By working with Iowa State University (ISU), the Iowa De­­partment of Agriculture and Land Stewardship and other public ag­­encies, INREC is documenting progress on conservation and water quality efforts and developing programs to provide farmers the information they need to address environmental concerns through the state water quality initiative, formally called the Iowa Nutrient Reduction Strategy.

Fostering innovation

Specifically, INREC is developing systems to help ag retailers statewide gather data on privately funded efforts to address environmental issues in Iowa agriculture and to track on-going progress. The group is working to equip certified crop advisors (CCAs) and other reps for ag retailers to be the “change agents” to help farmers install conservation practices, such as cover crops, bioreactors and wetlands, that reduce nutrient loss and improve water quality. And the group is working to foster innovation in environmental technologies and practice.

“We know that it’s going to take a collaboration to get where we want to be in conservation and water quality,” said Dave Coppess, INREC chair and vice president for sales and marketing at West Des Moines-based Heartland Co-op. “And ag retailers across the state want to help their customers achieve conservation goals and are very invested in the success of the state’s water quality initiative.”

The Iowa Farm Bureau Fed­eration is a founding organization of INREC, and Craig Hill, IFBF president, is the group’s vice chair.

Documenting efforts

A key part of INREC’s initial effort is work to gather data to measure and document existing conservation efforts by farmers across the state, said Shawn Richmond, the group’s director of environmental technology.

Most of these installations, typically done without government cost-share funds, have never been documented, he said.

“We’ve had practices going on for decades because farmers believed they were the right thing to do, but they were rarely documented,” Richmond said. “So we want to have systems that we can capture that information and show it fits into the (Iowa) Nutrient Reduction Strategy. That way we can highlight the progress we have already made and the gains we continue to make toward the long-term goals for soil conservation and water quality.”

As it gathers data on conservation and water quality practices in Iowa, INREC will aggregate and make sure that farmers’ privacy is maintained, Richmond said. “We need to work out all of our statistical procedures to make sure we are getting good quality data without endangering privacy.”

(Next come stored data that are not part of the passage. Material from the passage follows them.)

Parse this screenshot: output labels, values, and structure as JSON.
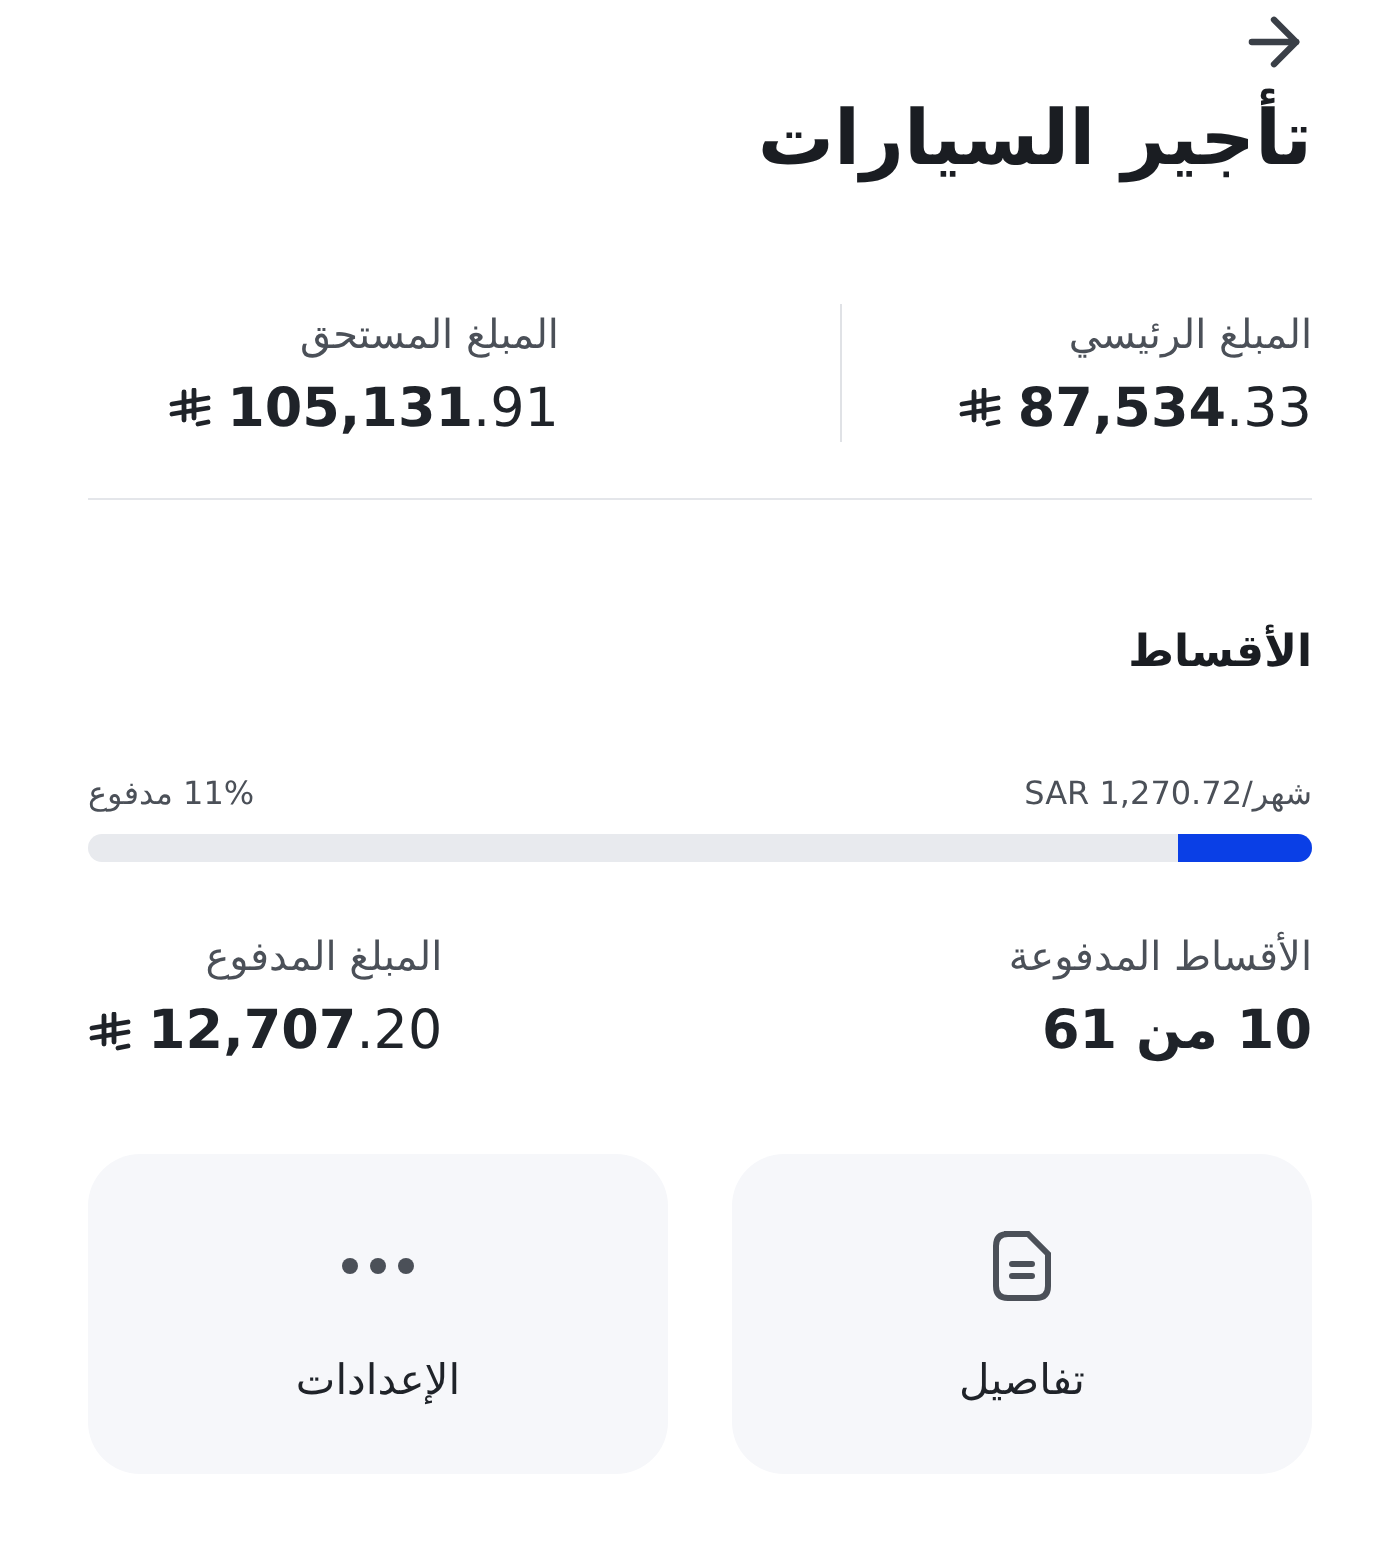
{
  "title": "تأجير السيارات",
  "summary": [
    {
      "label": "المبلغ الرئيسي",
      "amount": "**87,534**.33"
    },
    {
      "label": "المبلغ المستحق",
      "amount": "**105,131**.91"
    }
  ],
  "installments": {
    "heading": "الأقساط",
    "monthly": "شهر/SAR 1,270.72",
    "paid_percent": "11% مدفوع",
    "level": 0.11,
    "stats": [
      {
        "label": "الأقساط المدفوعة",
        "value": "10 من 61",
        "kind": "count"
      },
      {
        "label": "المبلغ المدفوع",
        "value": "**12,707**.20",
        "kind": "money"
      }
    ]
  },
  "actions": [
    {
      "label": "تفاصيل",
      "kind": "details"
    },
    {
      "label": "الإعدادات",
      "kind": "more"
    }
  ]
}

Iowa State University chose INREC for a state-funded project to explore ways to measure Iowa farmers’ progress in reducing nutrient loss from fields. INREC will aggregate data and analyze the impact of water-quality improvement practices, such as soil and water conservation practices and structures or technologies implemented to slow or reduce nutrient losses. Iowa State researchers will use the field-level data to estimate nutrient load reduction for the state.

While it works to gather data, INREC is developing plans to get CCAs and other crop advisors more involved in farmers’ conservation and water quality plans, Coppess said.

CCAs and crop advisors from co-ops and other ag retailers are typically the most trusted sources of agronomic information for farmers, according to an ISU farmer poll. But the role of the crop advisor is evolving, Coppess said.

Holistic approach

Instead of simply recommending fertilizer or crop protection products, the crop advisors today are taking a broad, more holistic approach to help clients determine the best agronomic and conservation practices, he said.

“Conservation is really becoming part of a crop advisor’s repertoire,” Coppess said.

Richmond added that a crop advisor is in an ideal position to help farmers choose and install conservation practices. “The crop advisor typically knows the farm well and can see how conservation practices will work in real world conditions.”

INREC, Richmond said, is also developing education modules to help crop advisors share conservation and water quality information to farmers. “These will help create another point of contact between the crop advisor and a farmer to discuss conservation and water quality practices,” he said.

In addition, INREC will help validate the environmental performance of the products and practices to help validate the conservation work that farmers are doing. The organization will also work to spur innovation that will help farmers reduce nutrient loss, while retaining profitability, Richmond said.